In the meantime earlier last Friday, the Albanian Ministry for Europe and Foreign Affairs organized in the northern city of Shkodra an activity to launch the book ‘My Life under Nazi Occupation’ written by Mimi Kamhi Ergas Faraxhi.
The book has been translated into three languages – Albanian, Macedonian and English and dwells on a Jewish family which was saved by a Shkodra family during the Second World War. The daughter of Mimi Kamhi Ergas Faraxhi was given the name Drita by the family of Ahmet Shurdha in Shkodra.
Full of emotions Ms. Drita Kamhi Ergas Faraxhi did not hide her emotions while seeing Shkodra. “I remember this city like in dreams and I am so happy that I found it like it is,” she said in tears.
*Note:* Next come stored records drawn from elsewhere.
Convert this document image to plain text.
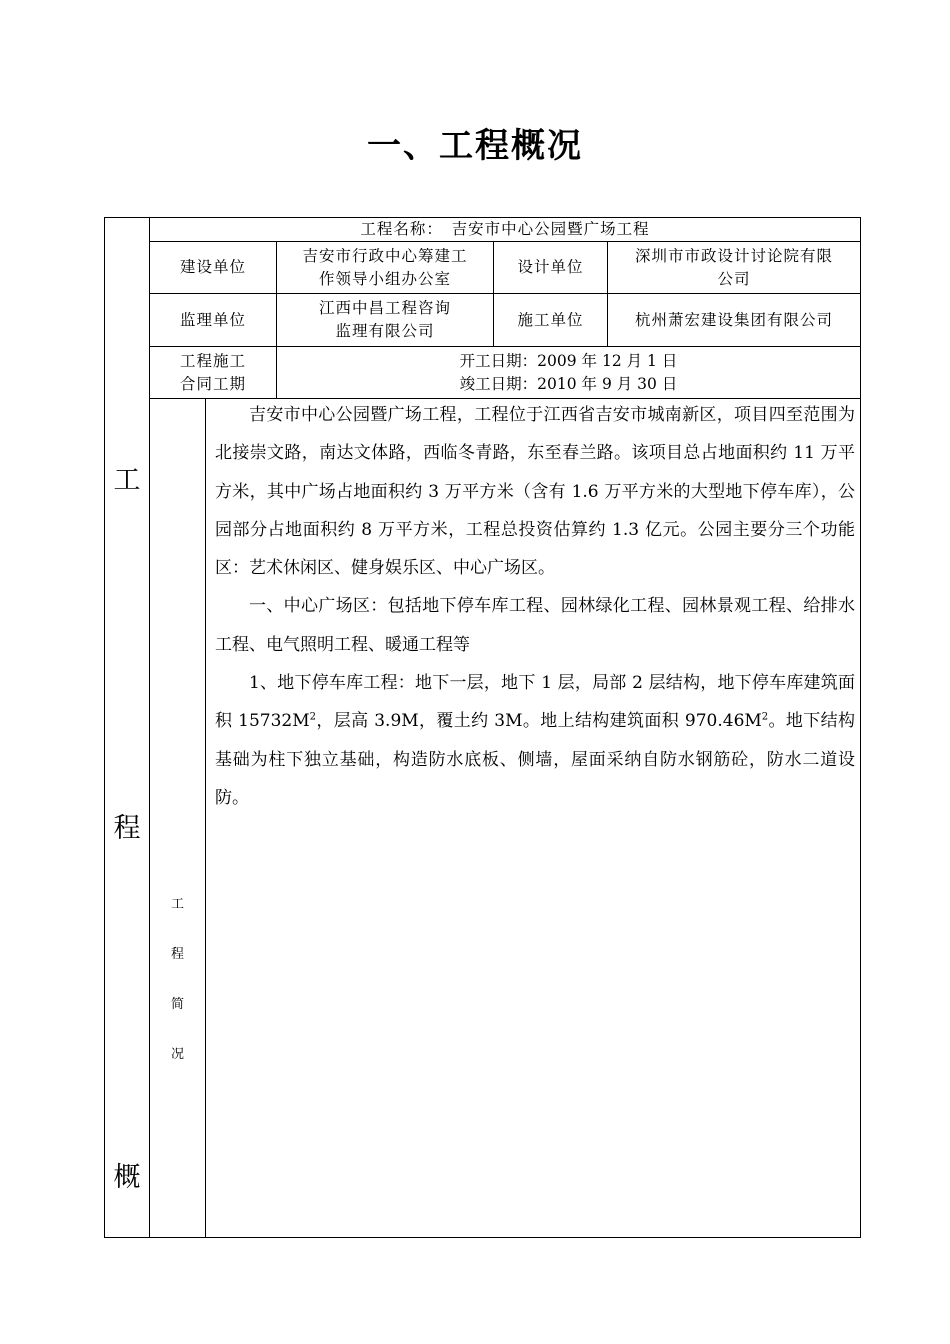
一、工程概况
工
程
概
工程名称：　吉安市中心公园暨广场工程
建设单位
吉安市行政中心筹建工
作领导小组办公室
设计单位
深圳市市政设计讨论院有限
公司
监理单位
江西中昌工程咨询
监理有限公司
施工单位	杭州萧宏建设集团有限公司
工程施工
合同工期
开工日期：2009 年 12 月 1 日
竣工日期：2010 年 9 月 30 日
工
程
简
况

吉安市中心公园暨广场工程，工程位于江西省吉安市城南新区，项目四至范围为北接崇文路，南达文体路，西临冬青路，东至春兰路。该项目总占地面积约 11 万平方米，其中广场占地面积约 3 万平方米（含有 1.6 万平方米的大型地下停车库），公园部分占地面积约 8 万平方米，工程总投资估算约 1.3 亿元。公园主要分三个功能区：艺术休闲区、健身娱乐区、中心广场区。

一、中心广场区：包括地下停车库工程、园林绿化工程、园林景观工程、给排水工程、电气照明工程、暖通工程等

1、地下停车库工程：地下一层，地下 1 层，局部 2 层结构，地下停车库建筑面积 $15732M^2$，层高 3.9M，覆土约 3M。地上结构建筑面积 $970.46M^2$。地下结构基础为柱下独立基础，构造防水底板、侧墙，屋面采纳自防水钢筋砼，防水二道设防。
Albania’s foreign minister Ditmir Bushati said that “we do not show simply respect for the victims or the survivors through the remembrance of Holocaust, rather we lead the younger generation towards future challenges.”
Mr. Bushati expressed concern over growing anti-Semitism of certain extremist political forces in Europe today. “The challenges against the violent extremism, totalitarian ideologies and the misuse of religious beliefs for achieving certain political objectives are also dangerous,” he said.
The Israeli Ambassador, Rodkin pointed out that “we should do the utmost to fight intolerance wherever and in whatever form it appears.”
Polish Ambassador to Albania Karol Bachura, who was present at the screening of the movie ‘Aida’s Secrets’ in Tirana on January 27 wrote on that remarkable day in a comment of his in Albanian Daily News that “No Polish family was unaffected by the World War II’s death toll. Over 85 percent of Warsaw was destroyed in WW II. Out of the 6 million Poles that died in the WW II, half were Polish Jews, and from the 6 million Jews that vanished in the Holocaust, half were Polish Citizens (before World War II, 3,300,000 Jewish people lived in Poland. Poland was the center of the European Jewish world).”
Mr. Barucha recalled that the Warsaw Ghetto Uprising was the largest single revolt by Jews during World War II in the largest of all the Jewish ghettos in Nazi-occupied Europe with over 400,000 Jews imprisoned in an area of 3.4 sq. km.